While Rohm and Haas has stayed tight-lipped on the lawsuits, the company acknowledges the contamination and regrets the illnesses, but denies any connection between the two.

Freiwald said the maps were in error and that not enough monitoring wells were drilled to adequately map the plume.

Besides brain or nerve cancers, the 17 plaintiffs all share connections, some strong and some not, to McCullom Lake. Some grew up in the village, some lived there for several years, and some lived on the McHenry side of the lake but regularly swam in the lake and visited friends in McCullom Lake. One plaintiff is a McHenry County Sheriff’s deputy who routinely patrolled the town and drank water from wells as part of his health regimen, according to the lawsuit.

Five of the lawsuits are on behalf of deceased plaintiffs, most of whom died of glioblastoma multiforme, the most common and most fatal form of brain cancer. Most other plaintiffs have oligodendroglioma, a much more survivable brain cancer that only makes up 4 percent of all brain tumors.

Freiwald said he did not know how many more lawsuits he would file. He predicts that the first six cases could go to trial next summer.

The plaintiffs are not the only casualties of the lawsuits, Village President Jeanne Hansen said. Speaking as a resident, she said others had complained that the year of coverage had hurt the community. Hansen also said residents were not worried about their water, and she too points to the Rohm and Haas studies.

"All I can say, honestly, is that I have seen nothing that indicates any contamination reached McCullom Lake," Hansen said. "I have seen no evidence of that."

Freiwald said he understood any resentment, given the scary nature of what his lawsuits alleged.

"We’ve made good progress, but it’s a long road ahead," he said. "I really feel for the people in this community ... these are good people.
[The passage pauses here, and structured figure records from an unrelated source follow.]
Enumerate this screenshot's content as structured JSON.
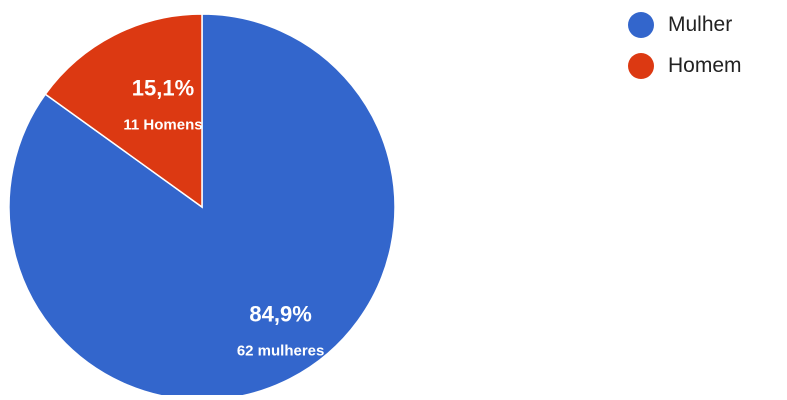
{
  "chart_data": {
    "type": "pie",
    "slices": [
      {
        "name": "Mulher",
        "value": 62,
        "percent_label": "84,9%",
        "count_label": "62 mulheres",
        "color": "#3366cc"
      },
      {
        "name": "Homem",
        "value": 11,
        "percent_label": "15,1%",
        "count_label": "11 Homens",
        "color": "#dc3912"
      }
    ],
    "title": "",
    "legend_position": "top-right",
    "start_angle_deg": 90,
    "direction": "clockwise"
  },
  "legend": {
    "items": [
      {
        "label": "Mulher",
        "color": "#3366cc"
      },
      {
        "label": "Homem",
        "color": "#dc3912"
      }
    ]
  }
}
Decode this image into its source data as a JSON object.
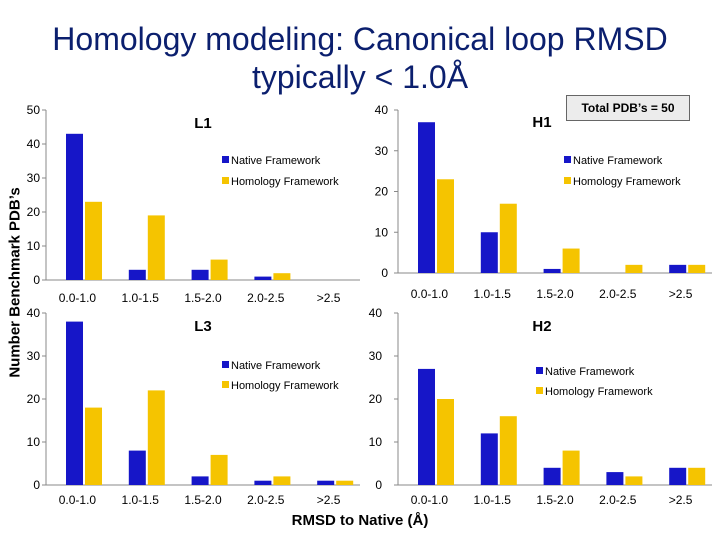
{
  "slide": {
    "title_line1": "Homology modeling: Canonical loop RMSD",
    "title_line2": "typically < 1.0Å",
    "y_axis_label": "Number  Benchmark PDB’s",
    "x_axis_label": "RMSD to Native (Å)",
    "total_note": "Total PDB’s = 50"
  },
  "colors": {
    "native": "#1616c8",
    "homology": "#f5c400",
    "axis": "#888888"
  },
  "chart_data": [
    {
      "type": "bar",
      "title": "L1",
      "categories": [
        "0.0-1.0",
        "1.0-1.5",
        "1.5-2.0",
        "2.0-2.5",
        ">2.5"
      ],
      "yticks": [
        0,
        10,
        20,
        30,
        40,
        50
      ],
      "ylim": [
        0,
        50
      ],
      "series": [
        {
          "name": "Native Framework",
          "values": [
            43,
            3,
            3,
            1,
            0
          ]
        },
        {
          "name": "Homology Framework",
          "values": [
            23,
            19,
            6,
            2,
            0
          ]
        }
      ],
      "legend": "top-right"
    },
    {
      "type": "bar",
      "title": "H1",
      "categories": [
        "0.0-1.0",
        "1.0-1.5",
        "1.5-2.0",
        "2.0-2.5",
        ">2.5"
      ],
      "yticks": [
        0,
        10,
        20,
        30,
        40
      ],
      "ylim": [
        0,
        40
      ],
      "series": [
        {
          "name": "Native Framework",
          "values": [
            37,
            10,
            1,
            0,
            2
          ]
        },
        {
          "name": "Homology Framework",
          "values": [
            23,
            17,
            6,
            2,
            2
          ]
        }
      ],
      "legend": "right"
    },
    {
      "type": "bar",
      "title": "L3",
      "categories": [
        "0.0-1.0",
        "1.0-1.5",
        "1.5-2.0",
        "2.0-2.5",
        ">2.5"
      ],
      "yticks": [
        0,
        10,
        20,
        30,
        40
      ],
      "ylim": [
        0,
        40
      ],
      "series": [
        {
          "name": "Native Framework",
          "values": [
            38,
            8,
            2,
            1,
            1
          ]
        },
        {
          "name": "Homology Framework",
          "values": [
            18,
            22,
            7,
            2,
            1
          ]
        }
      ],
      "legend": "top-right"
    },
    {
      "type": "bar",
      "title": "H2",
      "categories": [
        "0.0-1.0",
        "1.0-1.5",
        "1.5-2.0",
        "2.0-2.5",
        ">2.5"
      ],
      "yticks": [
        0,
        10,
        20,
        30,
        40
      ],
      "ylim": [
        0,
        40
      ],
      "series": [
        {
          "name": "Native Framework",
          "values": [
            27,
            12,
            4,
            3,
            4
          ]
        },
        {
          "name": "Homology Framework",
          "values": [
            20,
            16,
            8,
            2,
            4
          ]
        }
      ],
      "legend": "top-right"
    }
  ]
}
These are very solid, hard-working, caring people, and it really is a tragedy what’s happened."

Former defendants Huntsman and Huntsman Polyurethanes were dropped last month from the lawsuits.

One Year Ago Today

Two next-door neighbors in McCullom Lake filed lawsuits against five Ringwood manufacturers, accusing the companies of causing their rare brain cancers through decades of groundwater contamination. A McCullom Lake couple a year ago also filed a class-action lawsuit on behalf of current and former residents.

In the year since, 17 total cancer victims have filed suit. Five of the lawsuits are on behalf of deceased victims. Two of the defendant companies last month were dropped from the lawsuits.

A view of McCullom Lake is shown from the shore of Petersen Park. Today marks a year since residents near McCullom Lake filed a lawsuit alleging that manufacturing companies leaked toxic chemicals into the area’s groundwater, causing residents to develop rare forms of brain cancer.